NaN values in training set

Professor-G / MicroLIA

Gravitational microlensing classification engine using machine learning

GNU General Public License v3.0

12 stars 6 forks source link

NaN values in training set #18

Closed ebachelet closed 1 year ago

ebachelet commented 1 year ago

I occur to this problem after generating training set.

model = ensemble_model.Classifier(data_x, data_y, optimize=True, boruta_trials=25, n_iter=25) model.create() Running feature selection... Boruta with Shapley values failed, switching to original Boruta... Running feature selection... *** ValueError: Input X contains NaN.

Should I mask any rows with Nan values? Actually all of the rows have at least one nan values...

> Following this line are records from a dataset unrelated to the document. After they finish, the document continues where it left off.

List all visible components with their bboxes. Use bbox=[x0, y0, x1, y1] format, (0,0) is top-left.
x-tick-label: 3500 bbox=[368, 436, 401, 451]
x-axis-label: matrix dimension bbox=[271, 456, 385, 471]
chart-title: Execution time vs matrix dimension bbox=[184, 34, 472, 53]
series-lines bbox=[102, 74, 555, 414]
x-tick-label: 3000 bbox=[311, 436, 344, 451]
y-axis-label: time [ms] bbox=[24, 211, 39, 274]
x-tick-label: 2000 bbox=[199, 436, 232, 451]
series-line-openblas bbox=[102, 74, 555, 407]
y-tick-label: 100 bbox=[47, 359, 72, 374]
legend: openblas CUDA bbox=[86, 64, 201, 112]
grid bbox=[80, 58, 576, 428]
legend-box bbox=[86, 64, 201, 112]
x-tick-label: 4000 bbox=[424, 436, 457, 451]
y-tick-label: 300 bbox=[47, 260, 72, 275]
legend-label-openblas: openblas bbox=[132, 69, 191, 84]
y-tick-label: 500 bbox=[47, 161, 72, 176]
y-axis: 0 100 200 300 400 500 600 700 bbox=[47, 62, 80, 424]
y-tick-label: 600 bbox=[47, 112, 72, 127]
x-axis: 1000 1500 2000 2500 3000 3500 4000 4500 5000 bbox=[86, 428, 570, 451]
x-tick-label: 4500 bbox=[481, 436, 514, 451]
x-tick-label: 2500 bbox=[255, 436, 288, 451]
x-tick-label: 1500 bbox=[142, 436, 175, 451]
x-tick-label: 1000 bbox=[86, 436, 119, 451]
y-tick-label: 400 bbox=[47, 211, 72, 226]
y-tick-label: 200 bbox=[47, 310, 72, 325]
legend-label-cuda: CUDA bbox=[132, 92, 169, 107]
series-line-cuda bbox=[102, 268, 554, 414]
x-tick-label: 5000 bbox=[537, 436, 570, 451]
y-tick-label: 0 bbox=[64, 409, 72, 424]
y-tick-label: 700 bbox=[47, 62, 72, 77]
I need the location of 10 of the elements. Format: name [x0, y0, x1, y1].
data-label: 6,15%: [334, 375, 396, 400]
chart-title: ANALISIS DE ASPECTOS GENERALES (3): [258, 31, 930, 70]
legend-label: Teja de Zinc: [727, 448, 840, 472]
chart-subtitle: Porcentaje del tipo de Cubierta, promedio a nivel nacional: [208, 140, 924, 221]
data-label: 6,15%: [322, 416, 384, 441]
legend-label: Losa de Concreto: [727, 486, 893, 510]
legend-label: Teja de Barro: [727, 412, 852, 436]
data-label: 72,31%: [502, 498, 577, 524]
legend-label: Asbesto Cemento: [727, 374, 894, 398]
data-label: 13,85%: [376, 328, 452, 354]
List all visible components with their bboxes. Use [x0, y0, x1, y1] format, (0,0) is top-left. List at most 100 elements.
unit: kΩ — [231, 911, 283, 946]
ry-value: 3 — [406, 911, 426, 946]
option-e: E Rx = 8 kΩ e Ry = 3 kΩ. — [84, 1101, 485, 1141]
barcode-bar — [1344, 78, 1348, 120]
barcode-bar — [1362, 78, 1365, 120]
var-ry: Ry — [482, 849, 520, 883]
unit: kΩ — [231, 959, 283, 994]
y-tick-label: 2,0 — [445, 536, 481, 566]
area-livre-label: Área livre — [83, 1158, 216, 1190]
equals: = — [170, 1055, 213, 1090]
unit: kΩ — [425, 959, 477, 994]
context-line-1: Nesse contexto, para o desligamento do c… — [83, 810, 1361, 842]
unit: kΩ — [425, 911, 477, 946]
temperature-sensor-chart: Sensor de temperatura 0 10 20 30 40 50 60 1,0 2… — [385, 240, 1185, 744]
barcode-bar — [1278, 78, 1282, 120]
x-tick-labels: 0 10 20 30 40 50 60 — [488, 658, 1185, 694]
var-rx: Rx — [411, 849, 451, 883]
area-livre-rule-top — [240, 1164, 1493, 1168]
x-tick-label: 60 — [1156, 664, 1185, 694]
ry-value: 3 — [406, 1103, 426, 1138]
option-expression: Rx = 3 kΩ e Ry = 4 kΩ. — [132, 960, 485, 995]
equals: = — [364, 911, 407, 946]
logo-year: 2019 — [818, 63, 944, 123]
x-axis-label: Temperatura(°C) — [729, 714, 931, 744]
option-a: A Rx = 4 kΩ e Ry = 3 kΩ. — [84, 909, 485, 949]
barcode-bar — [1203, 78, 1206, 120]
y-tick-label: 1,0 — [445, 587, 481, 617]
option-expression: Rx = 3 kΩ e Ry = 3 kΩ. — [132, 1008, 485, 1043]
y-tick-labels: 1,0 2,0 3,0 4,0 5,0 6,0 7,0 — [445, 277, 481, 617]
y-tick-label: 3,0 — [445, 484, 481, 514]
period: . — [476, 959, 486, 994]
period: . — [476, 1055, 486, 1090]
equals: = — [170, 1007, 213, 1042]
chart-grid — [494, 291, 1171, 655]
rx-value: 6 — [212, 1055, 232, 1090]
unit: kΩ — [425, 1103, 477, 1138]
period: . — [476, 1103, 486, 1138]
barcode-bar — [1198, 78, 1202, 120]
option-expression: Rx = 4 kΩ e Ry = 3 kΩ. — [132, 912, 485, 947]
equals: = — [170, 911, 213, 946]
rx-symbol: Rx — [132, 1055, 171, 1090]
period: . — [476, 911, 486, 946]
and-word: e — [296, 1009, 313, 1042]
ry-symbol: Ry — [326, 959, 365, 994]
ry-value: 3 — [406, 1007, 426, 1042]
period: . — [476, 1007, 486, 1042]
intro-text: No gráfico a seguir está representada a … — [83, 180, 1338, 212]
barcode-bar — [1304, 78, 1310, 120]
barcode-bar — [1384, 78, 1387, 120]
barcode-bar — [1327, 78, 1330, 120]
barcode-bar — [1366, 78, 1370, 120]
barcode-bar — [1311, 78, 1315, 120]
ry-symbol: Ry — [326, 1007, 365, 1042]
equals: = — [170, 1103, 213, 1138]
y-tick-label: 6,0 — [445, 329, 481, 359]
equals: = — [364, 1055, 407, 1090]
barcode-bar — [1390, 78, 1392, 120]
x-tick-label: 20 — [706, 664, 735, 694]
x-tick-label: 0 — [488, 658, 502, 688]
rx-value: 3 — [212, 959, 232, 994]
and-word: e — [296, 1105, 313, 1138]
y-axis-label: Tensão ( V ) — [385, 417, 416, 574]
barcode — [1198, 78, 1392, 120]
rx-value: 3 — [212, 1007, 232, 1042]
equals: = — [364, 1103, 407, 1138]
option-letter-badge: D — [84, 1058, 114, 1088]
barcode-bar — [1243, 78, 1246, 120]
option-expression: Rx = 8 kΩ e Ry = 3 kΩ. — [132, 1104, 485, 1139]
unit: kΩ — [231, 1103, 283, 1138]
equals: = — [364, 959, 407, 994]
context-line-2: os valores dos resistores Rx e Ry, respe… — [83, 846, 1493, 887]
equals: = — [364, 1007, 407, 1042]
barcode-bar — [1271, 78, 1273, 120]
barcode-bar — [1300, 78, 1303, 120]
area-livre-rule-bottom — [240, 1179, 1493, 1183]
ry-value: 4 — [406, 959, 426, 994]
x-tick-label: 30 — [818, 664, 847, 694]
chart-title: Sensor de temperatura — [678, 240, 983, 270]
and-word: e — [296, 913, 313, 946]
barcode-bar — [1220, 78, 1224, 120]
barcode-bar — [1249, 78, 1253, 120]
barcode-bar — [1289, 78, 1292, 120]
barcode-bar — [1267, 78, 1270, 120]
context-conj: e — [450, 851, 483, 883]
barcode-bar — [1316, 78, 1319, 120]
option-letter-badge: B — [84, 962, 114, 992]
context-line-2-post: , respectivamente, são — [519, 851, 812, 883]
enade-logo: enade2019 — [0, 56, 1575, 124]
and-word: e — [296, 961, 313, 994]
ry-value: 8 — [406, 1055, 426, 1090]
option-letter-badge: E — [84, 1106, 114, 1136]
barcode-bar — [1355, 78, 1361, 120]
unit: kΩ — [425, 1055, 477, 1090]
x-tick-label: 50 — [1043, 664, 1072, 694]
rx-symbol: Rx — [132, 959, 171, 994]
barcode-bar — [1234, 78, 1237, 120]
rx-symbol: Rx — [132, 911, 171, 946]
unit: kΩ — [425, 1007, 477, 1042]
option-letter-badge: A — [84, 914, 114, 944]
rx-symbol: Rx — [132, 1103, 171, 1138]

Professor-G commented 1 year ago

Setting impute=True when instantiating the Classifier should deal with this issue. The NaN values are due to improper feature weighting (apply_weights=True by default when creating the training set), this I am looking into now

Professor-G commented 1 year ago

Indentified the following features where applying weights yielded nan due to improper division: 'FluxPercentileRatioMid20', 'FluxPercentileRatioMid35', 'FluxPercentileRatioMid50', 'FluxPercentileRatioMid65', 'FluxPercentileRatioMid80',

The following features were not indexing correctly: 'Gskew', 'MaxSlope', 'mean_second_derivative', 'permutation_entropy', 'time_reversal_asymmetry'

Following feature was missing apply_weights argument: 'stetsonL'

Source code updated, will be included in version 2.2.7